Work items or tasks -- break the feature up into the things that need to be
done to implement it. Those parts might end up being done by different people,
but we're mostly trying to understand the timeline for implementation.


Dependencies
============

* Include specific references to specs and/or blueprints in cinder, or in other
  projects, that this one either depends on or is related to.

* If this requires functionality of another project that is not currently used
  by Cinder (such as the glance v2 API when we previously only required v1),
  document that fact.

* Does this feature require any new library dependencies or code otherwise not
  included in OpenStack? Or does it depend on a specific version of library?


Testing
=======

Please discuss how the change will be tested. We especially want to know what
tempest tests will be added. It is assumed that unit test coverage will be
added so that doesn't need to be mentioned explicitly, but discussion of why
you think unit tests are sufficient and we don't need to add more tempest
tests would need to be included.

Is this untestable in gate given current limitations (specific hardware /
software configurations available)? If so, are there mitigation plans (3rd
party testing, gate enhancements, etc).


Documentation Impact
====================

What is the impact on the docs team of this change? Some changes might require
donating resources to the docs team to have the documentation updated. Don't
repeat details discussed above, but please reference them here.

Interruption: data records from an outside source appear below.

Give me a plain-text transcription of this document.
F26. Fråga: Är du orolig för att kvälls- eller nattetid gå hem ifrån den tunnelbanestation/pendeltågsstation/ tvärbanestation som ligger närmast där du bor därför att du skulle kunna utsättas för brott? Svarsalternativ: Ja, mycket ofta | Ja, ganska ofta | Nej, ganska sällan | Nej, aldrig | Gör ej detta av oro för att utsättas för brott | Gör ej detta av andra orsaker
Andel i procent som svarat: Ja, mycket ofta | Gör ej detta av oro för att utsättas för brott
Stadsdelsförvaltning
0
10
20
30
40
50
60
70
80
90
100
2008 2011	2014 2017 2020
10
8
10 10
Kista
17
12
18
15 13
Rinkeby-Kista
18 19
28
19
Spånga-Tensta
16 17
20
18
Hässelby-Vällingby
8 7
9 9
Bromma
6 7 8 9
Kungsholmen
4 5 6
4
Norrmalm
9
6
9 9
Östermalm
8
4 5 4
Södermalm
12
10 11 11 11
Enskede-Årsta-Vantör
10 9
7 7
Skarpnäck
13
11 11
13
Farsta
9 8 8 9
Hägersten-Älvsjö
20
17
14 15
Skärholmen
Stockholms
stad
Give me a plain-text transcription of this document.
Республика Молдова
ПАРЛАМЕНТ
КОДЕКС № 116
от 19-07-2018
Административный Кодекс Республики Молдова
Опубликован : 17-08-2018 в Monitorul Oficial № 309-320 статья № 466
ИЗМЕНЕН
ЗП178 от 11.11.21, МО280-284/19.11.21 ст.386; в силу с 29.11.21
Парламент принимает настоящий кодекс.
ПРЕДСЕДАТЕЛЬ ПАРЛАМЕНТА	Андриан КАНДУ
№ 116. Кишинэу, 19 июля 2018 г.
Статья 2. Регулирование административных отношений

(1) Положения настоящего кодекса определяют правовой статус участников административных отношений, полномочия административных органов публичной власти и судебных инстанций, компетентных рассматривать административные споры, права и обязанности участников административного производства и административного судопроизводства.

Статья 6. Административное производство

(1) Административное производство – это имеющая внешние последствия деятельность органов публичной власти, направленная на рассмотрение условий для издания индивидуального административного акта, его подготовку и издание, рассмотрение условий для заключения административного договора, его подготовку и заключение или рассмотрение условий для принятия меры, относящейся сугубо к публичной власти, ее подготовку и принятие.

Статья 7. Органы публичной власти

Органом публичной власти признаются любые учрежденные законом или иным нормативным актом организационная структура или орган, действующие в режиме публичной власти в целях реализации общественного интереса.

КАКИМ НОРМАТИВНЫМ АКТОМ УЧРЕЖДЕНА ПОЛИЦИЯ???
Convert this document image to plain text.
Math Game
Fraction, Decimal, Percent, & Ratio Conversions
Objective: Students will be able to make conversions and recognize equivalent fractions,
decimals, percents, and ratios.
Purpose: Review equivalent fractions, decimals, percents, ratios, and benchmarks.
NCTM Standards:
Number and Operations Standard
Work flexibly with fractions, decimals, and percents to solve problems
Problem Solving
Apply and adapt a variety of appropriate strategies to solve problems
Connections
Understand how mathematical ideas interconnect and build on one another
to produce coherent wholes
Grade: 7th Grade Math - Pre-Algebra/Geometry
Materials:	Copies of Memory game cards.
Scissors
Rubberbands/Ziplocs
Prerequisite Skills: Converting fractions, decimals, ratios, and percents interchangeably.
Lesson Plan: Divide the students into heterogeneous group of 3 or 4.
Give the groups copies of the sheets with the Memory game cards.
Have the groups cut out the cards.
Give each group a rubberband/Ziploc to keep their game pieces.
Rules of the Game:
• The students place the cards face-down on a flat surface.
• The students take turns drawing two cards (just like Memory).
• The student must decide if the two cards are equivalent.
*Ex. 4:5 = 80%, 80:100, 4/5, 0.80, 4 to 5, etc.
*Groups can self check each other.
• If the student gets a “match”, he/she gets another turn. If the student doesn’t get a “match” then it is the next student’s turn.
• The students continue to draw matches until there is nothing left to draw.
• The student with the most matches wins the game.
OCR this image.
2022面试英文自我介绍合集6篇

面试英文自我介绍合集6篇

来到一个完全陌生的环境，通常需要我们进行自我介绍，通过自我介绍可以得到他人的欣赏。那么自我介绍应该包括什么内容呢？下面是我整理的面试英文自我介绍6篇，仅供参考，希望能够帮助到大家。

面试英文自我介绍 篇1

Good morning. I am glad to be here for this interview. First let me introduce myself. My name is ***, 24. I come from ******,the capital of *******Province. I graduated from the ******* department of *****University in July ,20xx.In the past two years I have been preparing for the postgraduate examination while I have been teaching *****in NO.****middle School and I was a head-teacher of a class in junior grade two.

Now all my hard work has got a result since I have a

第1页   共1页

Obviously this is going to need docs


References
==========

Please add any useful references here. You are not required to have any
reference. Moreover, this specification should still make sense when your
references are unavailable. Examples of what you could include are:

* Links to mailing list or IRC discussions

* Links to notes from a summit session

* Links to relevant research, if appropriate

* Related specifications as appropriate (e.g. link to any vendor documentation)

* Anything else you feel it is worthwhile to refer to

  The specs process is a bit much, we should revisit it.  It's rather
  bloated, and while the first few sections are fantastic for requiring
  thought and planning, towards the end it just gets silly.